Beaver First Nation
- People: Dane-zaa
- Treaty: Treaty 8 of 1899
- Headquarters: Boyer River
- Province: Alberta

Land
- Main reserve: Boyer 164
- Reserve: Child Lake 164A
- Land area: 70.75 km^{2} (27.32 sq mi)

Population (2019)
- On reserve: 449
- On other land: 38
- Off reserve: 660
- Total population: 1147

Government
- Chief: Gary Kipling
- Council size: 4

Tribal Council
- North Peace Tribal Council

Website
- beaverfirstnation.com

= Beaver First Nation =

Danezaa First Nation in Alberta, Canada

The Beaver First Nation (Tsa'tinne) is a First Nation government or band, made up of members of the Danezaa people, also known as the Beavers. The Beaver First Nation is one of only two Danezaa bands in Alberta (the other being the Horse Lake First Nation), but there are several others nearby in British Columbia.
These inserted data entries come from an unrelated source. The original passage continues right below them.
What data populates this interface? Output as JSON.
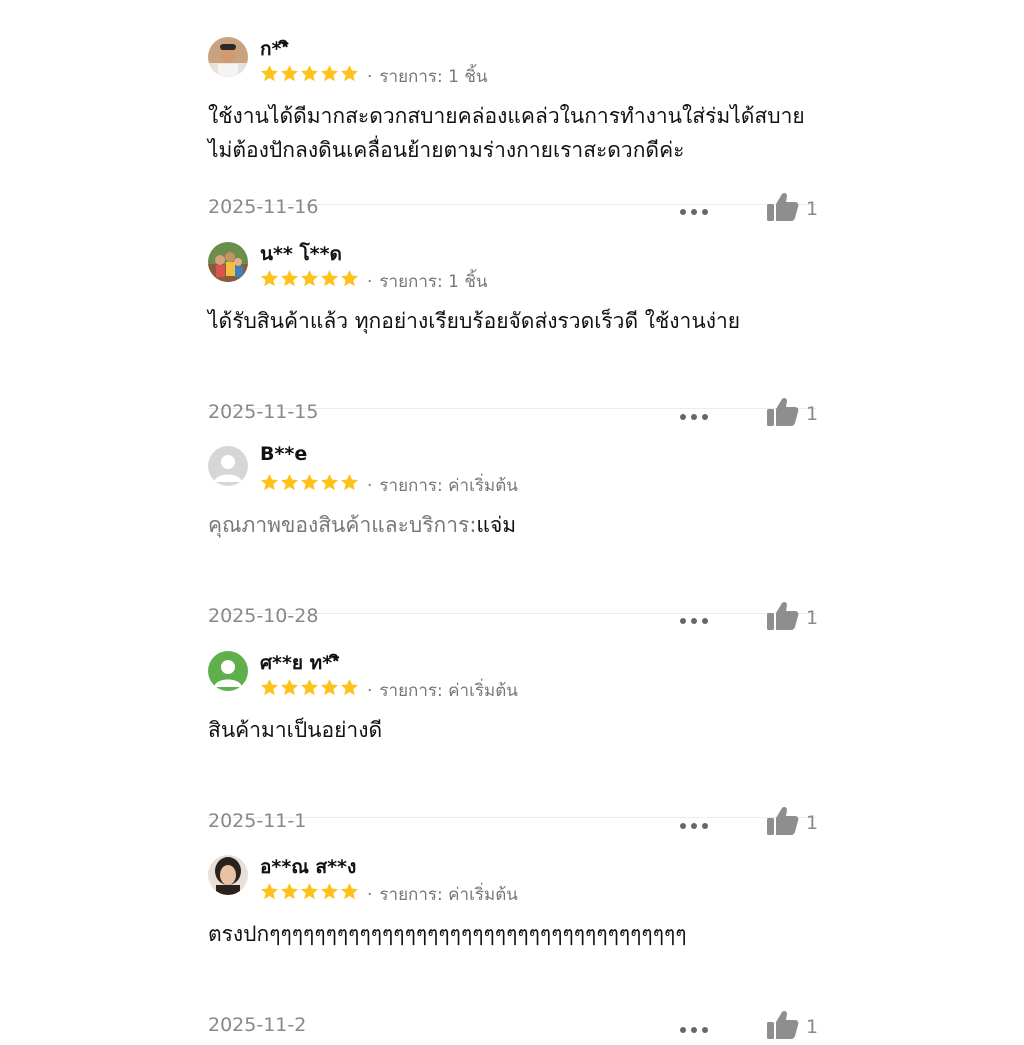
{
  "reviews": [
    {
      "username": "ก**ิ",
      "rating": 5,
      "meta_prefix": "รายการ: ",
      "meta_value": "1 ชิ้น",
      "body_prefix": "",
      "body_text": "ใช้งานได้ดีมากสะดวกสบายคล่องแคล่วในการทำงานใส่ร่มได้สบายไม่ต้องปักลงดินเคลื่อนย้ายตามร่างกายเราสะดวกดีค่ะ",
      "date": "2025-11-16",
      "likes": "1",
      "avatar": "avatar-photo-man"
    },
    {
      "username": "น** โ**ด",
      "rating": 5,
      "meta_prefix": "รายการ: ",
      "meta_value": "1 ชิ้น",
      "body_prefix": "",
      "body_text": "ได้รับสินค้าแล้ว ทุกอย่างเรียบร้อยจัดส่งรวดเร็วดี ใช้งานง่าย",
      "date": "2025-11-15",
      "likes": "1",
      "avatar": "avatar-photo-group"
    },
    {
      "username": "B**e",
      "rating": 5,
      "meta_prefix": "รายการ: ",
      "meta_value": "ค่าเริ่มต้น",
      "body_prefix": "คุณภาพของสินค้าและบริการ:",
      "body_text": "แจ่ม",
      "date": "2025-10-28",
      "likes": "1",
      "avatar": "avatar-default-gray"
    },
    {
      "username": "ศ**ย ท**ิ",
      "rating": 5,
      "meta_prefix": "รายการ: ",
      "meta_value": "ค่าเริ่มต้น",
      "body_prefix": "",
      "body_text": "สินค้ามาเป็นอย่างดี",
      "date": "2025-11-1",
      "likes": "1",
      "avatar": "avatar-default-green"
    },
    {
      "username": "อ**ณ ส**ง",
      "rating": 5,
      "meta_prefix": "รายการ: ",
      "meta_value": "ค่าเริ่มต้น",
      "body_prefix": "",
      "body_text": "ตรงปกๆๆๆๆๆๆๆๆๆๆๆๆๆๆๆๆๆๆๆๆๆๆๆๆๆๆๆๆๆๆๆๆๆๆๆๆๆ",
      "date": "2025-11-2",
      "likes": "1",
      "avatar": "avatar-photo-woman"
    }
  ],
  "colors": {
    "star": "#FFC21A",
    "like_icon": "#8e8e8e",
    "gray_text": "#777777",
    "avatar_gray": "#d6d6d6",
    "avatar_green": "#5fb04a"
  }
}
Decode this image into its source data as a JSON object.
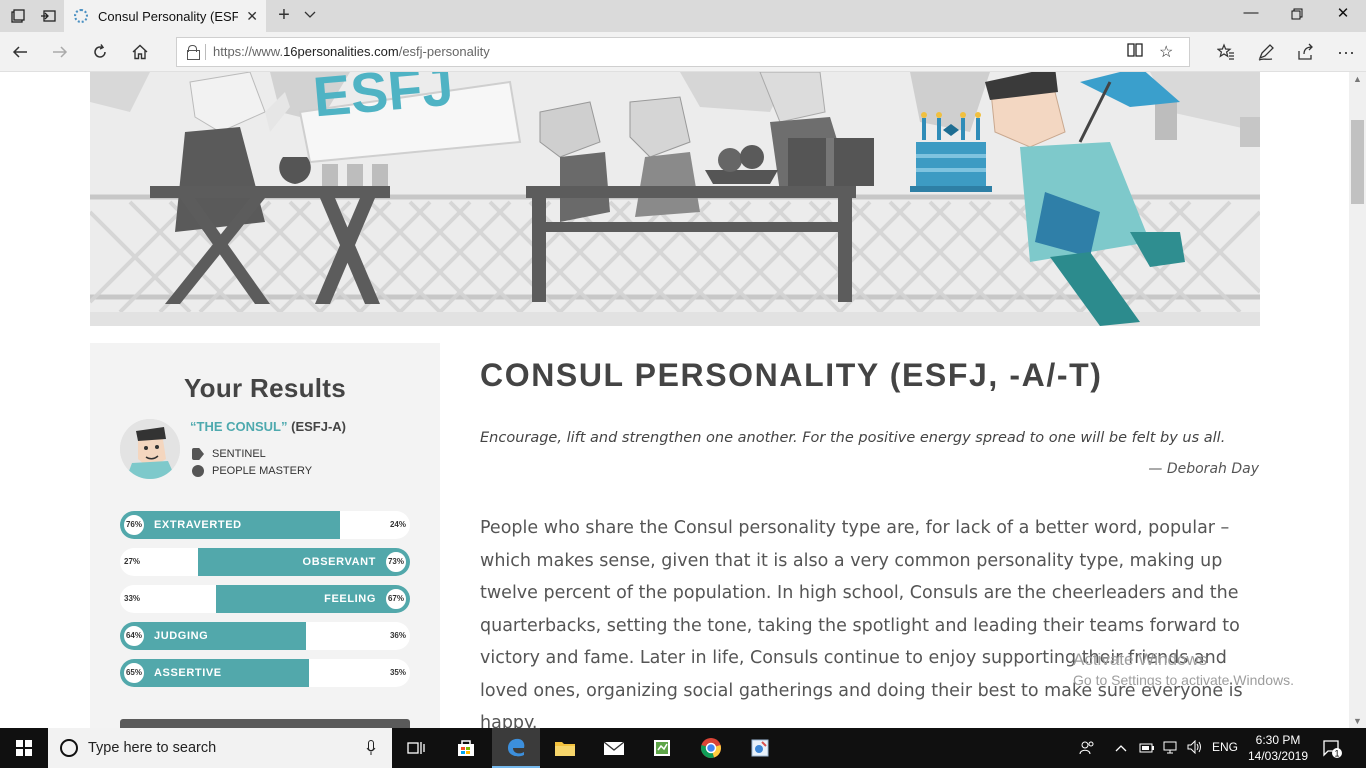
{
  "browser": {
    "tab_title": "Consul Personality (ESFJ",
    "url_prefix": "https://www.",
    "url_domain": "16personalities.com",
    "url_path": "/esfj-personality"
  },
  "hero": {
    "sign_text": "ESFJ"
  },
  "sidebar": {
    "heading": "Your Results",
    "type_quote": "“THE CONSUL”",
    "type_code": "(ESFJ-A)",
    "role": "SENTINEL",
    "strategy": "PEOPLE MASTERY",
    "traits": [
      {
        "label": "EXTRAVERTED",
        "percent": "76%",
        "other_percent": "24%",
        "value": 0.76,
        "side": "left"
      },
      {
        "label": "OBSERVANT",
        "percent": "73%",
        "other_percent": "27%",
        "value": 0.73,
        "side": "right"
      },
      {
        "label": "FEELING",
        "percent": "67%",
        "other_percent": "33%",
        "value": 0.67,
        "side": "right"
      },
      {
        "label": "JUDGING",
        "percent": "64%",
        "other_percent": "36%",
        "value": 0.64,
        "side": "left"
      },
      {
        "label": "ASSERTIVE",
        "percent": "65%",
        "other_percent": "35%",
        "value": 0.65,
        "side": "left"
      }
    ]
  },
  "article": {
    "title": "CONSUL PERSONALITY (ESFJ, -A/-T)",
    "quote": "Encourage, lift and strengthen one another. For the positive energy spread to one will be felt by us all.",
    "author": "— Deborah Day",
    "paragraph": "People who share the Consul personality type are, for lack of a better word, popular – which makes sense, given that it is also a very common personality type, making up twelve percent of the population. In high school, Consuls are the cheerleaders and the quarterbacks, setting the tone, taking the spotlight and leading their teams forward to victory and fame. Later in life, Consuls continue to enjoy supporting their friends and loved ones, organizing social gatherings and doing their best to make sure everyone is happy."
  },
  "watermark": {
    "line1": "Activate Windows",
    "line2": "Go to Settings to activate Windows."
  },
  "taskbar": {
    "search_placeholder": "Type here to search",
    "language": "ENG",
    "time": "6:30 PM",
    "date": "14/03/2019",
    "notification_count": "1"
  },
  "colors": {
    "accent_teal": "#52a8ab",
    "sidebar_bg": "#f3f3f3",
    "title_gray": "#444444"
  }
}
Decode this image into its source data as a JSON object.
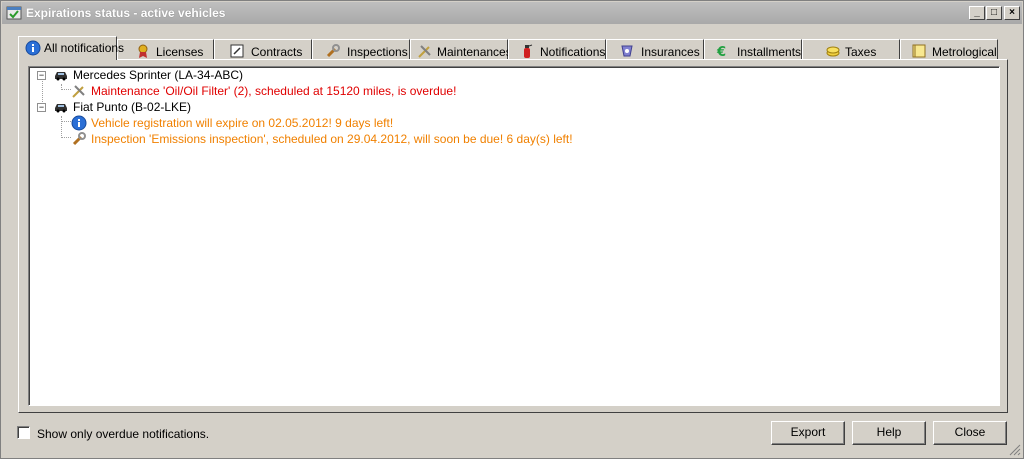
{
  "window": {
    "title": "Expirations status - active vehicles"
  },
  "window_buttons": {
    "minimize": "_",
    "maximize": "□",
    "close": "×"
  },
  "tabs": [
    {
      "label": "All notifications",
      "icon": "info-icon",
      "active": true
    },
    {
      "label": "Licenses",
      "icon": "license-icon"
    },
    {
      "label": "Contracts",
      "icon": "contract-icon"
    },
    {
      "label": "Inspections",
      "icon": "wrench-icon"
    },
    {
      "label": "Maintenances",
      "icon": "tools-icon"
    },
    {
      "label": "Notifications",
      "icon": "fire-extinguisher-icon"
    },
    {
      "label": "Insurances",
      "icon": "insurance-icon"
    },
    {
      "label": "Installments",
      "icon": "euro-icon"
    },
    {
      "label": "Taxes",
      "icon": "coins-icon"
    },
    {
      "label": "Metrological",
      "icon": "note-icon"
    }
  ],
  "tree": {
    "vehicles": [
      {
        "name": "Mercedes Sprinter (LA-34-ABC)",
        "expander": "−",
        "items": [
          {
            "text": "Maintenance 'Oil/Oil Filter' (2), scheduled at 15120 miles, is overdue!",
            "status": "overdue",
            "icon": "tools-icon"
          }
        ]
      },
      {
        "name": "Fiat Punto (B-02-LKE)",
        "expander": "−",
        "items": [
          {
            "text": "Vehicle registration will expire on 02.05.2012! 9 days left!",
            "status": "due-soon",
            "icon": "info-icon"
          },
          {
            "text": "Inspection 'Emissions inspection', scheduled on 29.04.2012, will soon be due! 6 day(s) left!",
            "status": "due-soon",
            "icon": "wrench-icon"
          }
        ]
      }
    ]
  },
  "footer": {
    "checkbox_label": "Show only overdue notifications.",
    "checked": false,
    "export_label": "Export",
    "help_label": "Help",
    "close_label": "Close"
  },
  "colors": {
    "overdue": "#e00000",
    "due_soon": "#f08000",
    "window_bg": "#d4d0c8"
  }
}
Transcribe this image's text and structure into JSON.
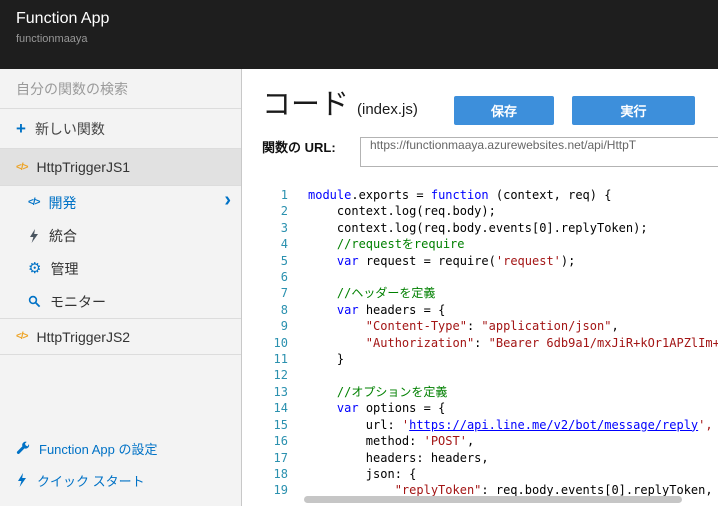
{
  "header": {
    "app_title": "Function App",
    "app_subtitle": "functionmaaya"
  },
  "sidebar": {
    "search_placeholder": "自分の関数の検索",
    "new_function": "新しい関数",
    "function1": "HttpTriggerJS1",
    "function2": "HttpTriggerJS2",
    "subitems": {
      "develop": "開発",
      "integrate": "統合",
      "manage": "管理",
      "monitor": "モニター"
    },
    "footer": {
      "settings": "Function App の設定",
      "quickstart": "クイック スタート"
    }
  },
  "main": {
    "title": "コード",
    "subtitle": "(index.js)",
    "save_button": "保存",
    "run_button": "実行",
    "url_label": "関数の URL:",
    "url_value": "https://functionmaaya.azurewebsites.net/api/HttpT"
  },
  "icons": {
    "plus": "+",
    "function_glyph": "</>",
    "develop_glyph": "</>",
    "gear": "⚙",
    "chevron": "›"
  },
  "colors": {
    "accent_blue": "#0072c6",
    "button_blue": "#3d8fdb",
    "keyword": "#0000ff",
    "string": "#a31515",
    "comment": "#008000",
    "line_number": "#2b91af"
  },
  "editor": {
    "lines": [
      [
        [
          "b",
          "module"
        ],
        [
          "d",
          ".exports = "
        ],
        [
          "b",
          "function"
        ],
        [
          "d",
          " (context, req) {"
        ]
      ],
      [
        [
          "d",
          "    context.log(req.body);"
        ]
      ],
      [
        [
          "d",
          "    context.log(req.body.events[0].replyToken);"
        ]
      ],
      [
        [
          "c",
          "    //requestをrequire"
        ]
      ],
      [
        [
          "d",
          "    "
        ],
        [
          "b",
          "var"
        ],
        [
          "d",
          " request = require("
        ],
        [
          "s",
          "'request'"
        ],
        [
          "d",
          ");"
        ]
      ],
      [],
      [
        [
          "c",
          "    //ヘッダーを定義"
        ]
      ],
      [
        [
          "d",
          "    "
        ],
        [
          "b",
          "var"
        ],
        [
          "d",
          " headers = {"
        ]
      ],
      [
        [
          "d",
          "        "
        ],
        [
          "s",
          "\"Content-Type\""
        ],
        [
          "d",
          ": "
        ],
        [
          "s",
          "\"application/json\""
        ],
        [
          "d",
          ","
        ]
      ],
      [
        [
          "d",
          "        "
        ],
        [
          "s",
          "\"Authorization\""
        ],
        [
          "d",
          ": "
        ],
        [
          "s",
          "\"Bearer 6db9a1/mxJiR+kOr1APZlIm+"
        ]
      ],
      [
        [
          "d",
          "    }"
        ]
      ],
      [],
      [
        [
          "c",
          "    //オプションを定義"
        ]
      ],
      [
        [
          "d",
          "    "
        ],
        [
          "b",
          "var"
        ],
        [
          "d",
          " options = {"
        ]
      ],
      [
        [
          "d",
          "        url: "
        ],
        [
          "s",
          "'"
        ],
        [
          "u",
          "https://api.line.me/v2/bot/message/reply"
        ],
        [
          "s",
          "',"
        ]
      ],
      [
        [
          "d",
          "        method: "
        ],
        [
          "s",
          "'POST'"
        ],
        [
          "d",
          ","
        ]
      ],
      [
        [
          "d",
          "        headers: headers,"
        ]
      ],
      [
        [
          "d",
          "        json: {"
        ]
      ],
      [
        [
          "d",
          "            "
        ],
        [
          "s",
          "\"replyToken\""
        ],
        [
          "d",
          ": req.body.events[0].replyToken,"
        ]
      ]
    ]
  }
}
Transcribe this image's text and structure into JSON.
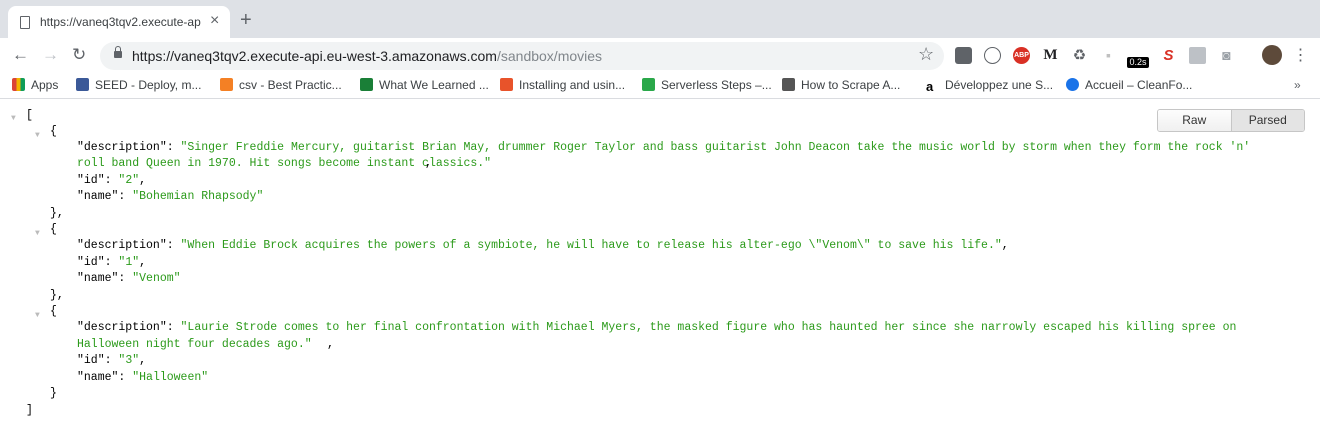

The band controls two reserves, Boyer 164 and Child Lake 164A both near Fort Vermilion, Alberta in the Peace Country of Northern Alberta. The band is a member of the North Peace Tribal Council and is party to Treaty 8. In April 2016, the band had a registered population of 1,065, more than half of which lived off reserve.